The biggest concern over the last years has been the regulatory and the litigation issues to ensure that markets work well and enhance market integrity. Today’s action applies the high standards we expect of firms in relation to LIBOR to benchmarks in these vitally important markets, ensuring that market participants can be confident in the fairness and integrity of the benchmarks they use.
This week legal costs cut Deutsche Bank profit for first quarter. Among the bank’s outstanding legal threats to earnings are probes into the manipulation of benchmark foreign-exchange rates, as well as investigations into mortgage- and asset-backed securities dealings and alleged U.S. sanctions violations.
“This case stands out for the seriousness and duration of the breaches by Deutsche Bank — something reflected in the size of today’s fine.

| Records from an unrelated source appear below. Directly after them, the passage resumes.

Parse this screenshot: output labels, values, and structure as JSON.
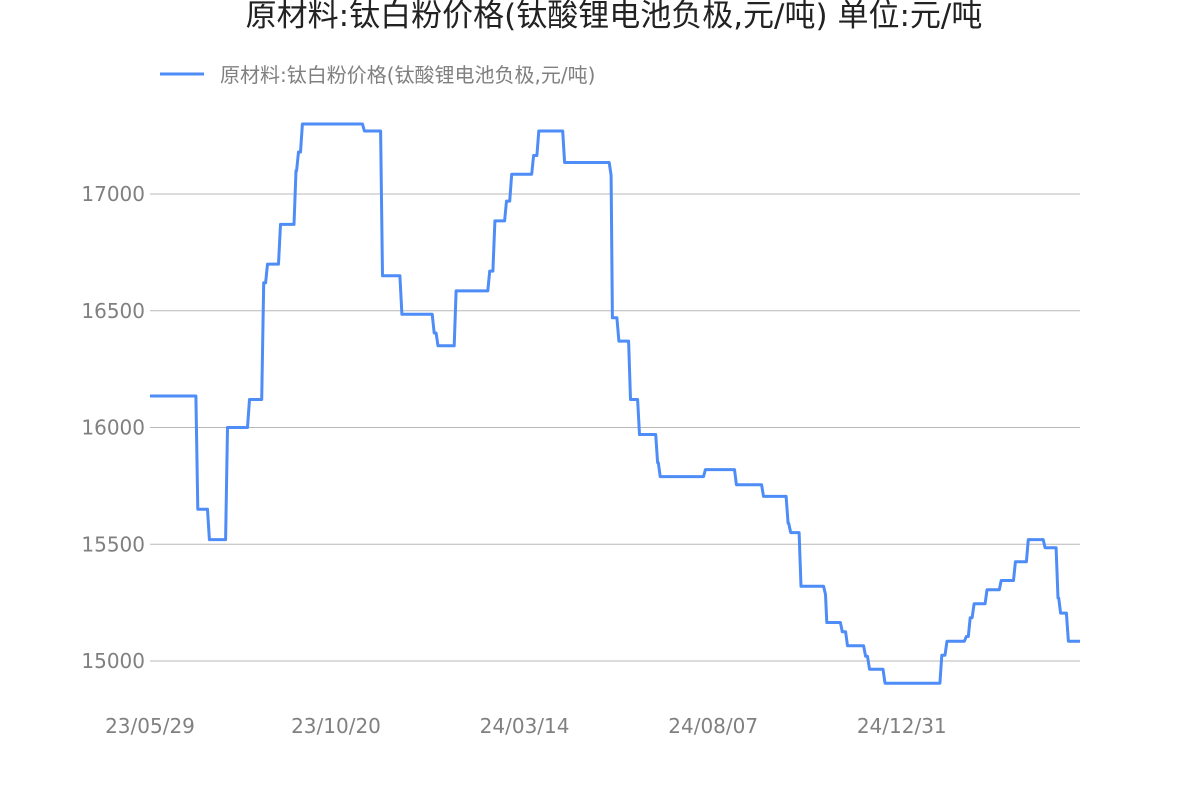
{
  "chart_data": {
    "type": "line",
    "title": "原材料:钛白粉价格(钛酸锂电池负极,元/吨) 单位:元/吨",
    "xlabel": "",
    "ylabel": "",
    "xlim": [
      "2023-05-29",
      "2025-05-18"
    ],
    "ylim": [
      14830,
      17360
    ],
    "yticks": [
      15000,
      15500,
      16000,
      16500,
      17000
    ],
    "xticks": [
      "23/05/29",
      "23/10/20",
      "24/03/14",
      "24/08/07",
      "24/12/31"
    ],
    "xtick_dates": [
      "2023-05-29",
      "2023-10-20",
      "2024-03-14",
      "2024-08-07",
      "2024-12-31"
    ],
    "grid": "horizontal",
    "legend_position": "top-left",
    "series": [
      {
        "name": "原材料:钛白粉价格(钛酸锂电池负极,元/吨)",
        "color": "#4e8cf7",
        "step": true,
        "points": [
          [
            "2023-05-29",
            16135
          ],
          [
            "2023-07-05",
            15650
          ],
          [
            "2023-07-14",
            15520
          ],
          [
            "2023-07-28",
            16000
          ],
          [
            "2023-08-14",
            16120
          ],
          [
            "2023-08-25",
            16620
          ],
          [
            "2023-08-28",
            16700
          ],
          [
            "2023-09-07",
            16870
          ],
          [
            "2023-09-19",
            17100
          ],
          [
            "2023-09-21",
            17180
          ],
          [
            "2023-09-24",
            17300
          ],
          [
            "2023-11-11",
            17270
          ],
          [
            "2023-11-25",
            16650
          ],
          [
            "2023-12-10",
            16485
          ],
          [
            "2024-01-04",
            16405
          ],
          [
            "2024-01-07",
            16350
          ],
          [
            "2024-01-21",
            16585
          ],
          [
            "2024-02-16",
            16670
          ],
          [
            "2024-02-20",
            16885
          ],
          [
            "2024-02-29",
            16970
          ],
          [
            "2024-03-04",
            17085
          ],
          [
            "2024-03-21",
            17165
          ],
          [
            "2024-03-25",
            17270
          ],
          [
            "2024-04-14",
            17135
          ],
          [
            "2024-05-20",
            17080
          ],
          [
            "2024-05-21",
            16470
          ],
          [
            "2024-05-26",
            16370
          ],
          [
            "2024-06-04",
            16120
          ],
          [
            "2024-06-11",
            15970
          ],
          [
            "2024-06-25",
            15850
          ],
          [
            "2024-06-27",
            15790
          ],
          [
            "2024-08-01",
            15820
          ],
          [
            "2024-08-25",
            15755
          ],
          [
            "2024-09-15",
            15705
          ],
          [
            "2024-10-04",
            15590
          ],
          [
            "2024-10-06",
            15550
          ],
          [
            "2024-10-14",
            15320
          ],
          [
            "2024-11-02",
            15285
          ],
          [
            "2024-11-03",
            15165
          ],
          [
            "2024-11-15",
            15125
          ],
          [
            "2024-11-19",
            15065
          ],
          [
            "2024-12-03",
            15020
          ],
          [
            "2024-12-06",
            14965
          ],
          [
            "2024-12-18",
            14905
          ],
          [
            "2025-01-31",
            15025
          ],
          [
            "2025-02-04",
            15085
          ],
          [
            "2025-02-19",
            15105
          ],
          [
            "2025-02-22",
            15185
          ],
          [
            "2025-02-25",
            15245
          ],
          [
            "2025-03-07",
            15305
          ],
          [
            "2025-03-18",
            15345
          ],
          [
            "2025-03-29",
            15425
          ],
          [
            "2025-04-08",
            15520
          ],
          [
            "2025-04-21",
            15485
          ],
          [
            "2025-05-01",
            15270
          ],
          [
            "2025-05-03",
            15205
          ],
          [
            "2025-05-09",
            15085
          ],
          [
            "2025-05-18",
            15085
          ]
        ]
      }
    ]
  }
}
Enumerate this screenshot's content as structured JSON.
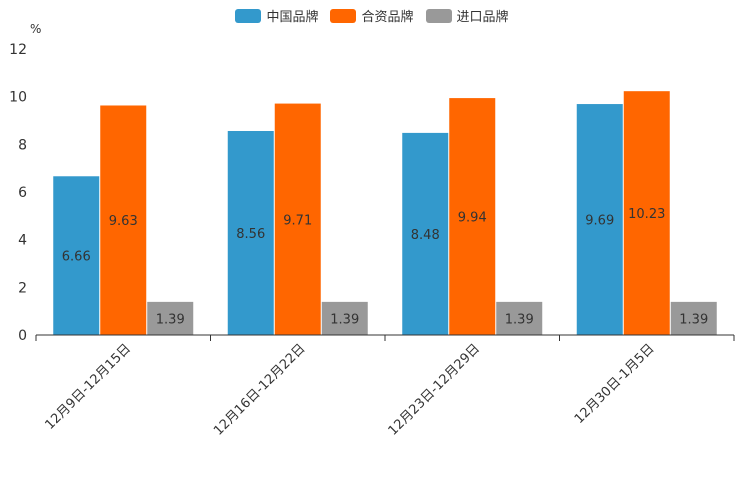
{
  "chart_data": {
    "type": "bar",
    "unit": "%",
    "categories": [
      "12月9日-12月15日",
      "12月16日-12月22日",
      "12月23日-12月29日",
      "12月30日-1月5日"
    ],
    "series": [
      {
        "name": "中国品牌",
        "color": "#3399CC",
        "values": [
          6.66,
          8.56,
          8.48,
          9.69
        ]
      },
      {
        "name": "合资品牌",
        "color": "#FF6600",
        "values": [
          9.63,
          9.71,
          9.94,
          10.23
        ]
      },
      {
        "name": "进口品牌",
        "color": "#999999",
        "values": [
          1.39,
          1.39,
          1.39,
          1.39
        ]
      }
    ],
    "ylim": [
      0,
      12
    ],
    "yticks": [
      0,
      2,
      4,
      6,
      8,
      10,
      12
    ],
    "legend_position": "top-center"
  }
}
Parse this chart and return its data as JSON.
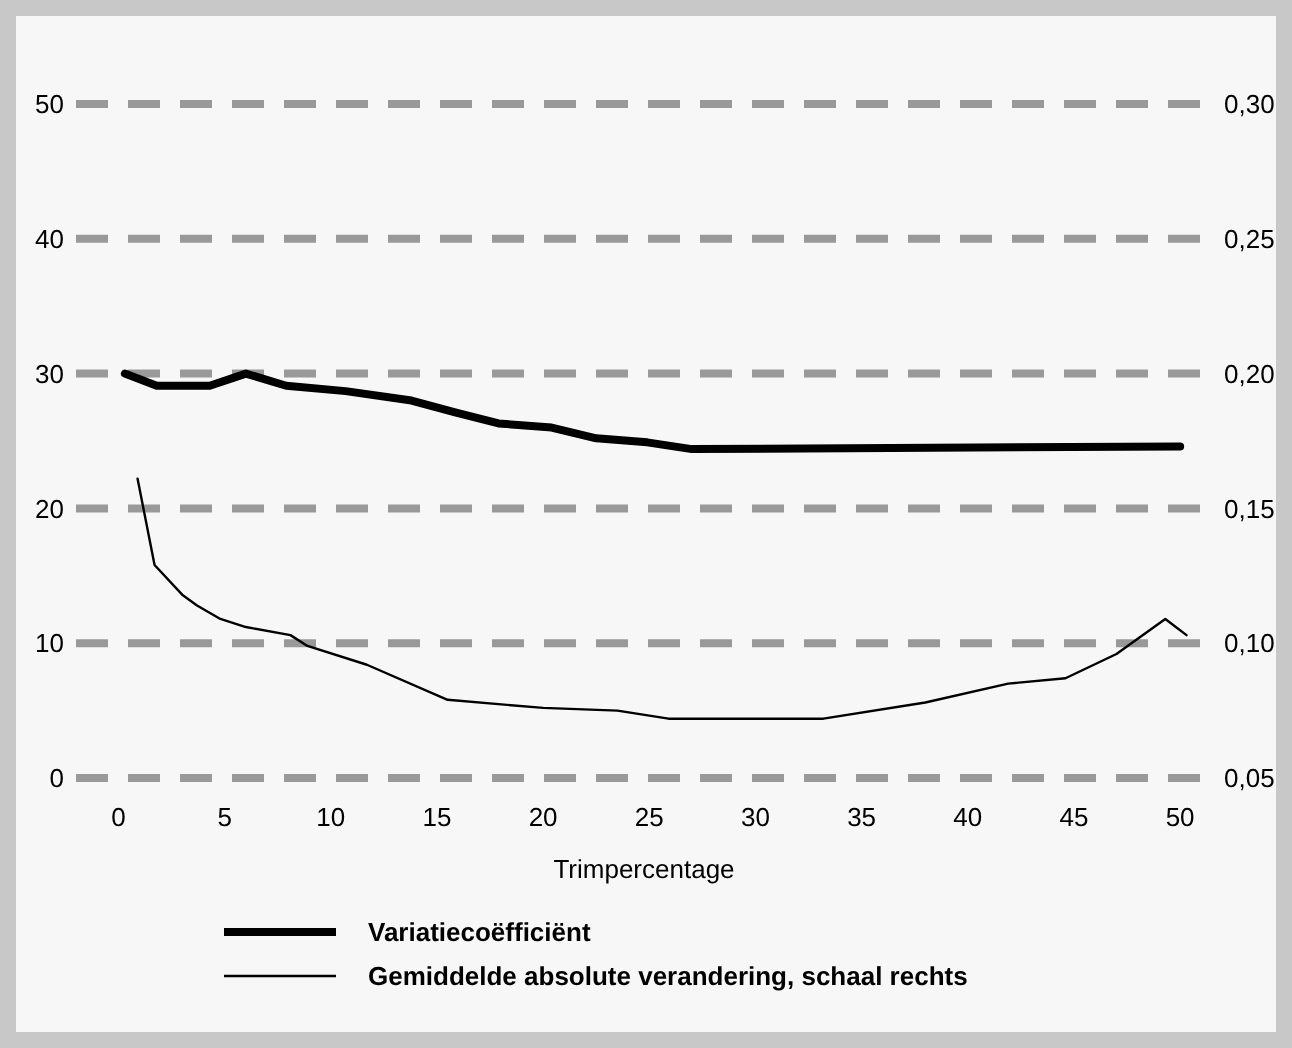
{
  "chart_data": {
    "type": "line",
    "xlabel": "Trimpercentage",
    "xlim": [
      -2,
      51.5
    ],
    "xticks": [
      0,
      5,
      10,
      15,
      20,
      25,
      30,
      35,
      40,
      45,
      50
    ],
    "ylim": [
      0,
      50
    ],
    "yticks": [
      0,
      10,
      20,
      30,
      40,
      50
    ],
    "y2lim": [
      0.05,
      0.3
    ],
    "y2ticks": [
      {
        "value": 0.05,
        "label": "0,05"
      },
      {
        "value": 0.1,
        "label": "0,10"
      },
      {
        "value": 0.15,
        "label": "0,15"
      },
      {
        "value": 0.2,
        "label": "0,20"
      },
      {
        "value": 0.25,
        "label": "0,25"
      },
      {
        "value": 0.3,
        "label": "0,30"
      }
    ],
    "grid": "y",
    "legend": "bottom",
    "series": [
      {
        "name": "Variatiecoëfficiënt",
        "color": "#000000",
        "x": [
          0.3,
          1.8,
          4.3,
          6,
          7.9,
          10.7,
          13.8,
          15.9,
          17.9,
          20.4,
          22.5,
          24.9,
          27,
          50
        ],
        "values": [
          30,
          29.1,
          29.1,
          30,
          29.1,
          28.7,
          28,
          27.1,
          26.3,
          26,
          25.2,
          24.9,
          24.4,
          24.6
        ]
      },
      {
        "name": "Gemiddelde absolute verandering, schaal rechts",
        "color": "#000000",
        "axis": "y2",
        "x": [
          0.9,
          1.7,
          3,
          3.7,
          4.8,
          6,
          8.1,
          8.9,
          11.7,
          15.5,
          20,
          23.5,
          25.9,
          33.2,
          38,
          41.9,
          44.6,
          47,
          49.3,
          50.3
        ],
        "values": [
          0.161,
          0.129,
          0.118,
          0.114,
          0.109,
          0.106,
          0.103,
          0.099,
          0.092,
          0.079,
          0.076,
          0.075,
          0.072,
          0.072,
          0.078,
          0.085,
          0.087,
          0.096,
          0.109,
          0.103
        ]
      }
    ]
  }
}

One division at Deutsche Bank had a culture of generating profits without proper regard to the integrity of the market. This wasn’t limited to a few individuals but, on certain desks, it appeared deeply ingrained,” Georgina Philippou, the enforcement director of the U.K. regulator, said in a statement.
The regulators allege that between 2005 and 2011, traders at Deutsche Bank based in London, New York , Tokyo and other locations conspired to rig Libor and two other benchmarks — the Euro Interbank Offered Rate, or Euribor, and the Euroyen Tokyo Interbank Offered Rate, or Tibor.
Libor, Euribor and Tibor, which underpin trillions of dollars in financial products around the globe, are set based on submissions by panels of major banks. The sprawling investigation has focused on whether the rates were intentionally skewed to benefit the banks’ trading positions or to make the firms appear healthier than they actually were.
During that period, Deutsche Bank traders repeatedly requested that submitters enter rate quotes that benefited the traders’ positions rather than the rates that complied with the benchmarks’ requirements.
With increased pressure from United States and British regulators and law enforcement authorities, to settle wire fraud claims,the bank agreed penalty of $2.5 billion for manipulating interest-rate benchmarks, including the London interbank offered rate,and other key benchmarks.
People at every level of an organization affect internal control. Internal control is, to some degree, everyone’s responsibility. The primary categories of risk are errors, omissions, delay and fraud. In order to achieve goals ensuring that market participants can be confident and other objectives, management needs to effectively balance risks and controls so that they decrease risk to a level where management can accept the exposure to that risk.
Much like previous Libor settlements, no individuals at Deutsche Bank entered a guilty plea or were named in court documents; however, the New York regulator forced Deutsche Bank to terminate seven employees, one London-based managing director, four London-based directors, one London-based vice president and one Frankfurt-based vice president, and install an independent monitor.